The plan, still in its infancy, calls for a bridge over the Englishman from city-owned land near the end of Shelly Street to Plummer Road, which is in San Pariel, a neighbourhood that’s part of the Regional District of Nanaimo (RDN), but wedged between portions of city land.
“I’m not sure anyone is going to authorize a bridge down there,” said Ron Diederichs, a department section head with the provincial Ministry of Forests, Lands and Natural Resources. “They (the city) have no place to land the bridge on the other side.”
Diederichs said the ministry made a suggestion to the city to use the existing roadways, the Orange Bridge and Pioneer Avenue to link the parks.
“That’s what has been suggested to them,” he said.
Much of the land near the Englishman River estuary — the major natural divider between the parks — is owned by the Nature Trust of B.C. but leased to the Ministry of Forests, which has staff and legislation at its command if there are concerns about illegal dumping, camping, etc.
The area where the city wants to cross the Englishman is upstream of the estuary and would not land on Nature’s Trust property, said former Parksville mayor Chris Burger, long an advocate of linking the parks.
The area of Plummer Road where the bridge would land is private property under the jurisdiction of the RDN, not the Nature’s Trust or the ministry, said Burger.

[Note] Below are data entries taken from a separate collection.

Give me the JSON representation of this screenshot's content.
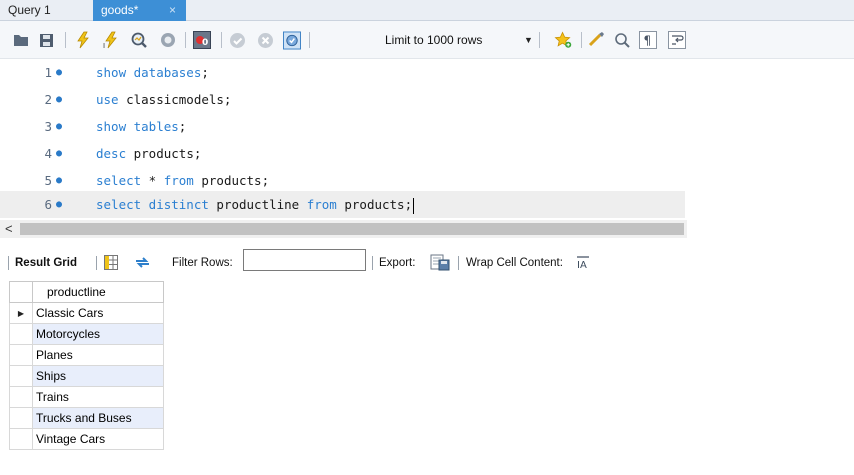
{
  "tabs": [
    {
      "label": "Query 1"
    },
    {
      "label": "goods*",
      "close": "×"
    }
  ],
  "toolbar": {
    "limit_label": "Limit to 1000 rows",
    "limit_arrow": "▼"
  },
  "editor": {
    "lines": [
      {
        "number": "1",
        "marker": "●",
        "parts": [
          {
            "t": "show databases",
            "kw": true
          },
          {
            "t": ";",
            "kw": false
          }
        ]
      },
      {
        "number": "2",
        "marker": "●",
        "parts": [
          {
            "t": "use",
            "kw": true
          },
          {
            "t": " classicmodels;",
            "kw": false
          }
        ]
      },
      {
        "number": "3",
        "marker": "●",
        "parts": [
          {
            "t": "show tables",
            "kw": true
          },
          {
            "t": ";",
            "kw": false
          }
        ]
      },
      {
        "number": "4",
        "marker": "●",
        "parts": [
          {
            "t": "desc",
            "kw": true
          },
          {
            "t": " products;",
            "kw": false
          }
        ]
      },
      {
        "number": "5",
        "marker": "●",
        "parts": [
          {
            "t": "select",
            "kw": true
          },
          {
            "t": " * ",
            "kw": false
          },
          {
            "t": "from",
            "kw": true
          },
          {
            "t": " products;",
            "kw": false
          }
        ]
      },
      {
        "number": "6",
        "marker": "●",
        "parts": [
          {
            "t": "select distinct",
            "kw": true
          },
          {
            "t": " productline ",
            "kw": false
          },
          {
            "t": "from",
            "kw": true
          },
          {
            "t": " products;",
            "kw": false
          }
        ]
      }
    ],
    "scroll_left": "<"
  },
  "result_toolbar": {
    "result_grid": "Result Grid",
    "filter_rows": "Filter Rows:",
    "filter_value": "",
    "export": "Export:",
    "wrap_cell": "Wrap Cell Content:"
  },
  "grid": {
    "column": "productline",
    "row_indicator": "▶",
    "rows": [
      "Classic Cars",
      "Motorcycles",
      "Planes",
      "Ships",
      "Trains",
      "Trucks and Buses",
      "Vintage Cars"
    ]
  },
  "colors": {
    "active_tab": "#3d8fd6",
    "keyword": "#2b7fd1",
    "alt_row": "#e8eefb"
  }
}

It’s possible a deal could be worked out with private land owners on Plummer to go through their land right to the park, he said.
If no direct route is worked out, pedestrians and cyclists would cross the river from Parksville and then walk/cycle the public roadways of San Pariel to that neighbourhood’s entrance of Rathtrevor.
Burger said he would prefer to see more of a “green” route, but the roadways option through San Pariel remains in play. He also expressed little sympathy for San Pariel residents who might be opposed to the increase of cyclists and pedestrians on their roads.
“What are they afraid of, people walking on a public road?” said Burger.